Interdiction à vie de détenir un animal pour les trois, confiscation du chien Mya au profit de l’association Stéphane Lamart, qui perçoit près de 11 000 euros de réparation pour préjudice moral et matériel et pour les frais de justice auxquels les prévenus ont été condamnés.

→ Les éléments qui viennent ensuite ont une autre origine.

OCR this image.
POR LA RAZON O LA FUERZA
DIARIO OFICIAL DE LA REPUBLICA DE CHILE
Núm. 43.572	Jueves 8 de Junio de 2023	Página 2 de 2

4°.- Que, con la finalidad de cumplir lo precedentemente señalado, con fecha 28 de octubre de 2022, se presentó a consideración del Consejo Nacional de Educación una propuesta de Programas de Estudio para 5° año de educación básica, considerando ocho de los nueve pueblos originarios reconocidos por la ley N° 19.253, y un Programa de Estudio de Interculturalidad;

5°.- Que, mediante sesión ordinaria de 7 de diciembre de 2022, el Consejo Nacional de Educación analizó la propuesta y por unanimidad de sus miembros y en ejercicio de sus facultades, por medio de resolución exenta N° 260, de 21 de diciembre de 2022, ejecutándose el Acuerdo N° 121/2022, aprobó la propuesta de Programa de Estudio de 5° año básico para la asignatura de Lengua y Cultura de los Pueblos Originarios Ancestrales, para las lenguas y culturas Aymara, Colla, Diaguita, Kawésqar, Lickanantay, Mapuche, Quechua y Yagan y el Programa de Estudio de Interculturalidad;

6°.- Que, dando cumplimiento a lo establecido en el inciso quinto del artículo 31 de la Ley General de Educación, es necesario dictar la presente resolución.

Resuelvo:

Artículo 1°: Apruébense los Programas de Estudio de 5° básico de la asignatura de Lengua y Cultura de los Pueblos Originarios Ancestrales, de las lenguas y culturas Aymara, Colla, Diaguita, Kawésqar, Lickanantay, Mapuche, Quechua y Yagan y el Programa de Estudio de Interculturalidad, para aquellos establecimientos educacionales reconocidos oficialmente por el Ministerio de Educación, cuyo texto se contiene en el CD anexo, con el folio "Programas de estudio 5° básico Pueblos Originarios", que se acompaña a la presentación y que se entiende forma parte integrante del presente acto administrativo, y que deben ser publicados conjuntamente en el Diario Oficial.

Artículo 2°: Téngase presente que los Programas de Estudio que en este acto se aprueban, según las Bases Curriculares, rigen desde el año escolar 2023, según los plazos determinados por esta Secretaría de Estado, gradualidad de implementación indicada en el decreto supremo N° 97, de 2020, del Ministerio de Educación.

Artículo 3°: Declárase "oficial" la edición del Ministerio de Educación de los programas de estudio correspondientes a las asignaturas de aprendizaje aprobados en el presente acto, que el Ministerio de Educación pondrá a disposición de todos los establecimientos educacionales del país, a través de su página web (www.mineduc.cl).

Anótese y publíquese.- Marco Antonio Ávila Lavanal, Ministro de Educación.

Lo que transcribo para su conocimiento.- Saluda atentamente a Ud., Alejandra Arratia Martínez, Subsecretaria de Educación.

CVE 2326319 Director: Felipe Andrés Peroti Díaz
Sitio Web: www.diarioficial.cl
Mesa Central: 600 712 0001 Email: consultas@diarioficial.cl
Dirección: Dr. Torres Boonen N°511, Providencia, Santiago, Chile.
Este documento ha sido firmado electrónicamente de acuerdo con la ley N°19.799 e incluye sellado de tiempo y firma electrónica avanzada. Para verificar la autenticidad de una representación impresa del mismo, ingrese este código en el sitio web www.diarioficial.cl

Patrice Grillon, avocat de l’association Stéphane Lamart

« Cette décision est un signal fort de protection des animaux avec une juridiction qui n’a pas pu aller en prison en raison du casier judiciaire vierge des trois individus, mais est suffisamment élevée pour qu’il soit clair que les animaux doivent être respectés. Mya ne sera plus croiser leur chemin et ils ne pourront plus jamais avoir d’animaux avec eux, ce qui est une satisfaction supplémentaire », poursuit l’avocat.

« D’habitude les zoophiles obtiennent juste un sursis. Ce n’est pas assez », se plaint M. Lamart. A l’image de la maltraitance de « Mya », le nombre d’agressions a énormément augmenté ces 5 dernières années, révèle le ministre de l’Intérieur, Gérald Darmanin.